The pharmacy's sign was in the distance, the mortar-and-pestle of the logo almost seeming like a mirage until I got closer. I hoped they would be open on a Saturday morning, and I sighed with relief as I saw the “Open 24 Hours” sign.
I went inside and headed straight to the feminine hygiene aisle. There were a thousand different pregnancy tests available and I wished I had paid attention to which brand was the best during all my pregnancy research. I picked the one that had the shiniest packaging and went up to the checkout.
The girl at the counter gave me a pitying look as she rang me up, especially as I paid for it and a pack of gum with a credit card.
Just one more expense I'd have to try to explain to my dad,
I thought with another sigh. With a meek voice, I asked where their bathroom was. The cashier pointed and almost seemed to sigh, as if she thought I was going to pee all over the stall and make a mess that she personally would have to clean up. I smiled and thanked her, then headed for the bathroom.
Luckily, I hadn't had a chance to pee before I had staggered out of James' apartment. I almost lost control while I had been retching, but I managed to keep it all in. I opened the box and took the applicator out quickly, nearly dropping it in the toilet as I grabbed it. I wasn't sure it would have worked after that and I was glad I didn't have to go through the pain of purchasing another. Without going into any more details, I managed to pee on it without making the stall a mess for the poor cashier.
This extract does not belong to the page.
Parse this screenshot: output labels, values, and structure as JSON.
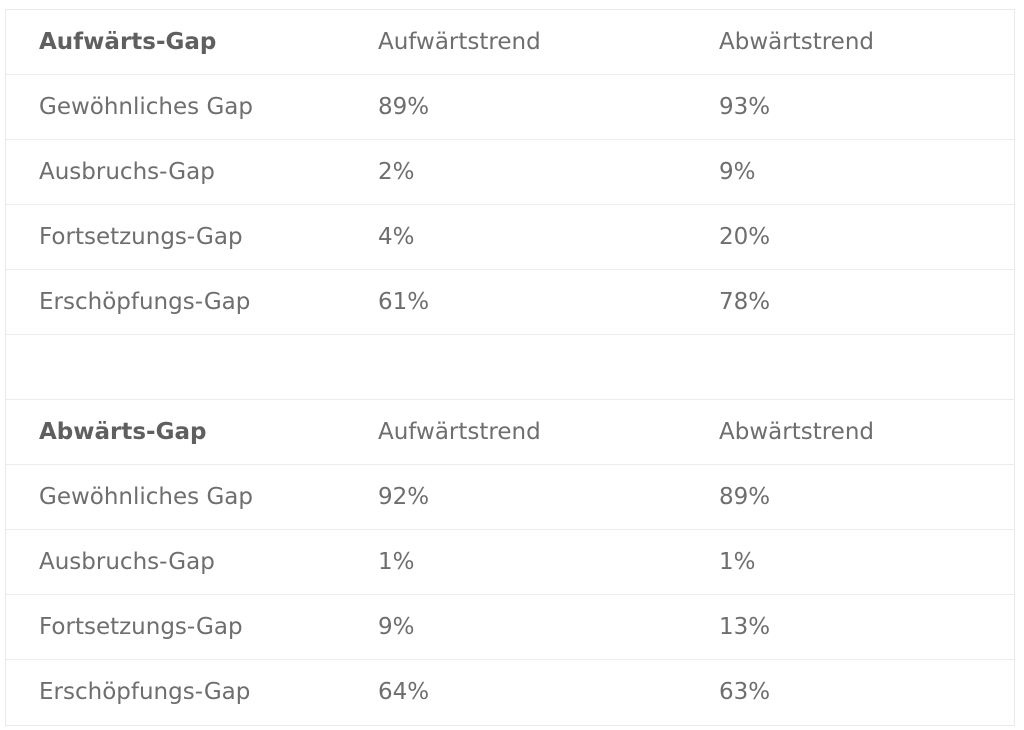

I should have pulled out my phone and played with that, or thought about something else, or done literally anything other than just staring at my watch and waiting for sixty seconds to count down. The first line appeared immediately, but I knew that only meant the test was working. I watched as the forty second mark passed, then fifty seconds, then all the way to sixty seconds.
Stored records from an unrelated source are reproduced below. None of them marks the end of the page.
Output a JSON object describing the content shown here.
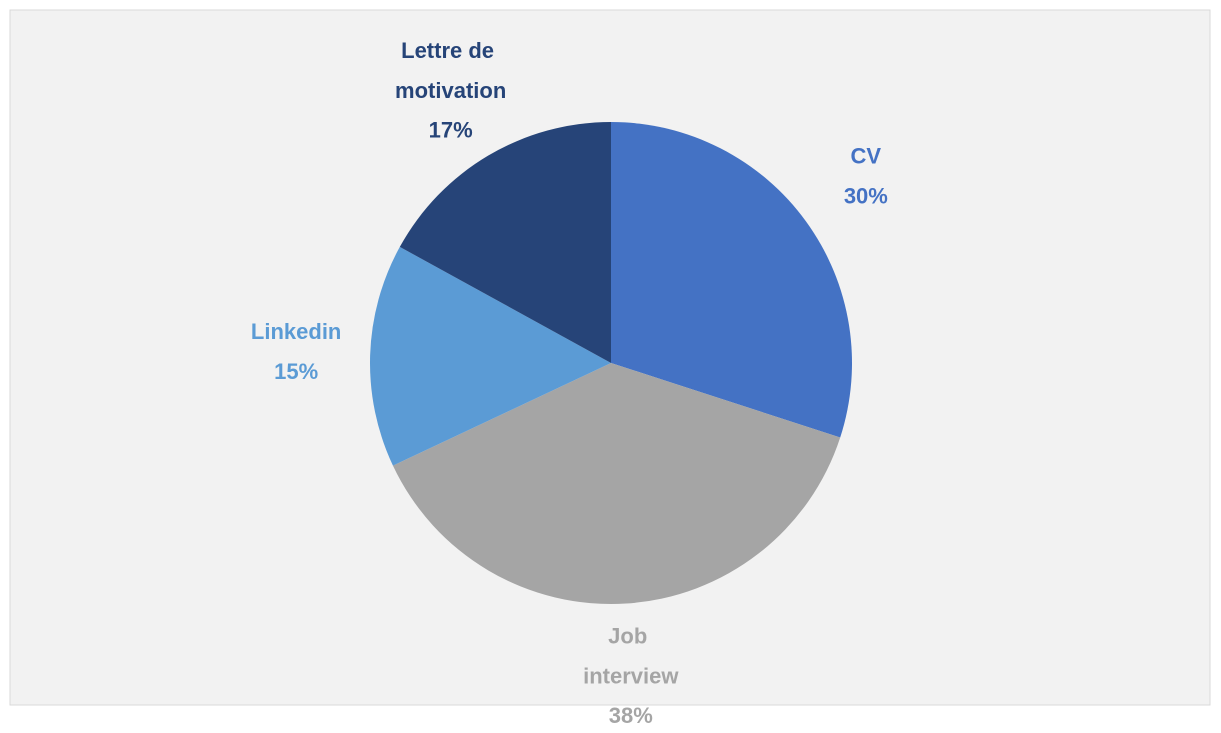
{
  "chart_data": {
    "type": "pie",
    "categories": [
      "CV",
      "Job interview",
      "Linkedin",
      "Lettre de motivation"
    ],
    "values": [
      30,
      38,
      15,
      17
    ],
    "value_labels": [
      "30%",
      "38%",
      "15%",
      "17%"
    ],
    "colors": [
      "#4472c4",
      "#a5a5a5",
      "#5b9bd5",
      "#264478"
    ]
  }
}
I couldn't see a second line.
For a moment, I didn't know whether I should be relieved or devastated. Part of me knew that at eighteen years old, I was much too young to be pregnant. Even if James did support me, it'd be a major change in my life. I still wanted to finish college, and it'd be really hard to be a good mother at the same time as I was attending classes.
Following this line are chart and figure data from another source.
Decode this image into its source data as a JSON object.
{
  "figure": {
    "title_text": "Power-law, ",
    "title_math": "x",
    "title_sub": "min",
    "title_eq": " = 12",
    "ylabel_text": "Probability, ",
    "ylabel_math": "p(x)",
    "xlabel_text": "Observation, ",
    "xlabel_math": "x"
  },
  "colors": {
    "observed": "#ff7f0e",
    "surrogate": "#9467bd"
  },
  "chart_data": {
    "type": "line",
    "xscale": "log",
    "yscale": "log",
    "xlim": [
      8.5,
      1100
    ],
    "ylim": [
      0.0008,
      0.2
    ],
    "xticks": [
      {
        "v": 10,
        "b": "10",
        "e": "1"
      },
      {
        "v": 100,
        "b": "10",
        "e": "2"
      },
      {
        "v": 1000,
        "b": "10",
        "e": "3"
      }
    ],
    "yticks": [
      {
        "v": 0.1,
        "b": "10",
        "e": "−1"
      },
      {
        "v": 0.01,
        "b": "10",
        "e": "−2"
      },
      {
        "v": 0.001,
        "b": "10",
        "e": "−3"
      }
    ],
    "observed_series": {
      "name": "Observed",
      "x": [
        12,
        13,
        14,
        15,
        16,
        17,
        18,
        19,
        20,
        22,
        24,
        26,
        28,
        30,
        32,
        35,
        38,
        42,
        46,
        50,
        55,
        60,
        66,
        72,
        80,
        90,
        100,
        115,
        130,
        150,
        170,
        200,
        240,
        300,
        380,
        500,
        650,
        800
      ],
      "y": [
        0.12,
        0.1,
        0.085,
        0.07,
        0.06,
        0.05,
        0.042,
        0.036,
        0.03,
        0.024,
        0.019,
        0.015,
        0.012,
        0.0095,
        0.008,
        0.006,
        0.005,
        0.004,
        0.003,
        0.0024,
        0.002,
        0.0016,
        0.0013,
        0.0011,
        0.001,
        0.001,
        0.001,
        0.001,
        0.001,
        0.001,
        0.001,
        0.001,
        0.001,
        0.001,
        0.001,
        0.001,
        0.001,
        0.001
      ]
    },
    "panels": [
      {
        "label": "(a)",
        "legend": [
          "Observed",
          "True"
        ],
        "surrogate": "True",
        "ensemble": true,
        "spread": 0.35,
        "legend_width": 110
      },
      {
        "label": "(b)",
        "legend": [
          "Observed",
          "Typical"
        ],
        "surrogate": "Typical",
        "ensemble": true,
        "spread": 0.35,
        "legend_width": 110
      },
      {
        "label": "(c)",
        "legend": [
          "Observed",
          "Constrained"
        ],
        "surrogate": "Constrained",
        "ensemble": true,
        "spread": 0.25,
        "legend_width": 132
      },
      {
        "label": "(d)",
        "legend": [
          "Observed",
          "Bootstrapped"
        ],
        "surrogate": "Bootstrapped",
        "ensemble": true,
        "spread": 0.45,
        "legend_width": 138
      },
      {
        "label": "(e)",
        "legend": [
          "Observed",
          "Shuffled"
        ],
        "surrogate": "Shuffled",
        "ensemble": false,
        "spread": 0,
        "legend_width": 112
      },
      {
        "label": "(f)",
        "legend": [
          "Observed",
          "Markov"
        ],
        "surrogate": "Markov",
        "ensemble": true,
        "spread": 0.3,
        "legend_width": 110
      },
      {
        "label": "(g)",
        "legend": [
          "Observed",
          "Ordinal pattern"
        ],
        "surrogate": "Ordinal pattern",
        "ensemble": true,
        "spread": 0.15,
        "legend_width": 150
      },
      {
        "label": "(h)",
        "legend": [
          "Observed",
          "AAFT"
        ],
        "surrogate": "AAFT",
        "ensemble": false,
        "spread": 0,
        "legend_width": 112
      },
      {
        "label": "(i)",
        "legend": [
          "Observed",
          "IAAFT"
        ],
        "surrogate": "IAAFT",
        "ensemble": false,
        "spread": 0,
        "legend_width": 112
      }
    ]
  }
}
But the other part of me wanted this more than anything. James was the best man to be a father that I could ever hope for. I had been feeling my belly every day for the past two weeks, and I had known that there was a baby already growing in there. I knew that I was ready, especially with James' help.
I looked down at the pregnancy test again, feeling a sense of loss already.
Was that a second line there?
I squinted my eyes. Was it just my own hope that I was pregnant that was fooling me? It really looked like a faint second line there. I couldn't be sure. The only other person within walking distance was the cashier, and I doubted she would appreciate me just walking up with a used pregnancy test and asking if she saw a line.
I looked as hard as I could, but really couldn't tell if it was just my imagination. My heart fluttered with hope as I set it down on the toilet paper dispenser and snapped a picture of it on my phone. I didn't quite know how I would figure it out, but I knew I had to. It might have to wait until I got back to New York, but I knew I would have to find out one way or another...
I
tossed the pregnancy test in the trash and left the drug store quickly. Part of me wanted to keep it as a memento, but I realized how crazy it sounded to want to carry around a stick that I had peed on. I walked outside in the cold, unsure of where to go next. I popped a stick of gum in my mouth to get rid of the throw-up taste from earlier and thought about what to do next.